# Hello from Indiana



## pinkpantherbeekeeper (Feb 10, 2016)

Hi all! I am from the Kokomo area in Indiana. I have had a couple hives a few years ago but didn't over winter well. Lost both to mice! Anyway I am back and have ordered some package bees and a nuc for 4 hives total! Looking forward to the fun of beekeeping again.


----------



## GaryG74 (Apr 9, 2014)

Welcome to BeeSource and back to bee keeping. Hope this year goes well for you and your bees.


----------



## Tenbears (May 15, 2012)

Welcome.


----------



## SouthTexasJohn (Mar 16, 2015)

Welcome to the forum.


----------



## flyin-lowe (May 15, 2014)

Welcome, I am south of Muncie.

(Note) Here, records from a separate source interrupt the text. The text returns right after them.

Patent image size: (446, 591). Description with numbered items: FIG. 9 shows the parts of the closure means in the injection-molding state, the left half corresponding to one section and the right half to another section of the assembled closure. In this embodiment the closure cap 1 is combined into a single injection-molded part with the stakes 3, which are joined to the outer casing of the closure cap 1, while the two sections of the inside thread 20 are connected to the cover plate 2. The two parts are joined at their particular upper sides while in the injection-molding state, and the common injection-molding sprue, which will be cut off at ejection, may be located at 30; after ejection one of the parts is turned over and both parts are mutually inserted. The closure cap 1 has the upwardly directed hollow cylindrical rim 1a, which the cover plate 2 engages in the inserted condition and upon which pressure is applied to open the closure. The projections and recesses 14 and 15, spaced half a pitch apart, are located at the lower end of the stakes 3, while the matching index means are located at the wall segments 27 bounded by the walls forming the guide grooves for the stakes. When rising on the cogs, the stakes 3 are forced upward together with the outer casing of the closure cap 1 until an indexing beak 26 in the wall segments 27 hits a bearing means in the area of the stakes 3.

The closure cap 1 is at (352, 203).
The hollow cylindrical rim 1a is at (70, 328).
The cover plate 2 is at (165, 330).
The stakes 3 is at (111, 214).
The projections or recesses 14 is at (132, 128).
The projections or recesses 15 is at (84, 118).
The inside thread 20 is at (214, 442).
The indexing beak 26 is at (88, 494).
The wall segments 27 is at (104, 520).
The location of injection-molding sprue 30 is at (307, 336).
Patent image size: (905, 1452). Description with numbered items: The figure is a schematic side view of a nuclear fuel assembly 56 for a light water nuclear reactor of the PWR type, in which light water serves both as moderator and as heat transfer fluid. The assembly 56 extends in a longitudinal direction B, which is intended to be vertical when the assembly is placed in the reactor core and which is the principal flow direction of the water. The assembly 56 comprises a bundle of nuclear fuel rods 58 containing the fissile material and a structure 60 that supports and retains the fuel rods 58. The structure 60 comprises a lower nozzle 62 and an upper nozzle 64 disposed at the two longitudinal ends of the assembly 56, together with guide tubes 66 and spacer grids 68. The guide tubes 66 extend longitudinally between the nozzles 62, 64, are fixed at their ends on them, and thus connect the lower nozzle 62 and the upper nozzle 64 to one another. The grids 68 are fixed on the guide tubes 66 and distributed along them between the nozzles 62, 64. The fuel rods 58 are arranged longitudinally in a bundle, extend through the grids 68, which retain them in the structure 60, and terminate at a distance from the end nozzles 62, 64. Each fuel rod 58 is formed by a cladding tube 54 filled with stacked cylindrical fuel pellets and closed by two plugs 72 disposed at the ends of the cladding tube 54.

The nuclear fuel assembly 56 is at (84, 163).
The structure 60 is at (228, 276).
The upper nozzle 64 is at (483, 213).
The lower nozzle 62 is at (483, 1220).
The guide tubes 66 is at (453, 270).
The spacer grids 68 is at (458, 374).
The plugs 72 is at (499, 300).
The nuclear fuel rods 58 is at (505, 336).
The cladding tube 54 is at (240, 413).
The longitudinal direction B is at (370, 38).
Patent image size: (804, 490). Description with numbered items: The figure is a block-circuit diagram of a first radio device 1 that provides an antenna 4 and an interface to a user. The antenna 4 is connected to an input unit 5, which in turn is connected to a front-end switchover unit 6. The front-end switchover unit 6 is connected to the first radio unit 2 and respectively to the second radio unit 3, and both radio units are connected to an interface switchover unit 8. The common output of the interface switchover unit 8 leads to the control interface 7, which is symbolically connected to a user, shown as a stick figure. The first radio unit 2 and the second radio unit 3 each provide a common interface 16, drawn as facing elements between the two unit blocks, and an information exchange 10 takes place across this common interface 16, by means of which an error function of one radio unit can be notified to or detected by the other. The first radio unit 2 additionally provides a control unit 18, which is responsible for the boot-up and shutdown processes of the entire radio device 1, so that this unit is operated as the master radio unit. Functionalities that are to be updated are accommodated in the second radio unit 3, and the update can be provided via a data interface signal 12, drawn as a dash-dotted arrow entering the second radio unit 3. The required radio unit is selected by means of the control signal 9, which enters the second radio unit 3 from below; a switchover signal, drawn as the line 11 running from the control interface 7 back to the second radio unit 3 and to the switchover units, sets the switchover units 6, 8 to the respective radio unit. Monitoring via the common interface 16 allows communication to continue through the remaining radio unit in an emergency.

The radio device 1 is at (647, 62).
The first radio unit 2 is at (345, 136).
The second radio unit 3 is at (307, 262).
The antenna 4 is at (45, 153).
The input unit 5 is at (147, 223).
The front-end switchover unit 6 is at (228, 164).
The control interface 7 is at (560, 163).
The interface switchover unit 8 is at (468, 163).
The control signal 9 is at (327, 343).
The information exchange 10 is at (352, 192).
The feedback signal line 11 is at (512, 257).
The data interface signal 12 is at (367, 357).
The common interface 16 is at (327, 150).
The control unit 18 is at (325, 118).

Going into my third year. My first winter my only hive made it (it was a brutal winter too) and this winter I had two swarms going into fall. As of last week one was still alive and I think the other is dead. Are you getting your bees somewhere local? I know it is a little bit of a drive your you but between Knightstown and New Castle (Henry Co) there is Baston Honey Bee farm. He stocks a large amount of supplies, he was a Kelly distributor but now deals direct with manufacturers so his prices are coming down. If you need something in a hurry it would be worth the drive from Kokomo.


----------



## pinkpantherbeekeeper (Feb 10, 2016)

Thanks for all the warm welcomes! Thank you flyin-lowe for the great information! My packages this year are coming from ABhoneyfarm.com. I will check into Baston next time I'm over there.


----------



## AmericasBeekeeper (Jan 24, 2010)

Welcome PPB!


----------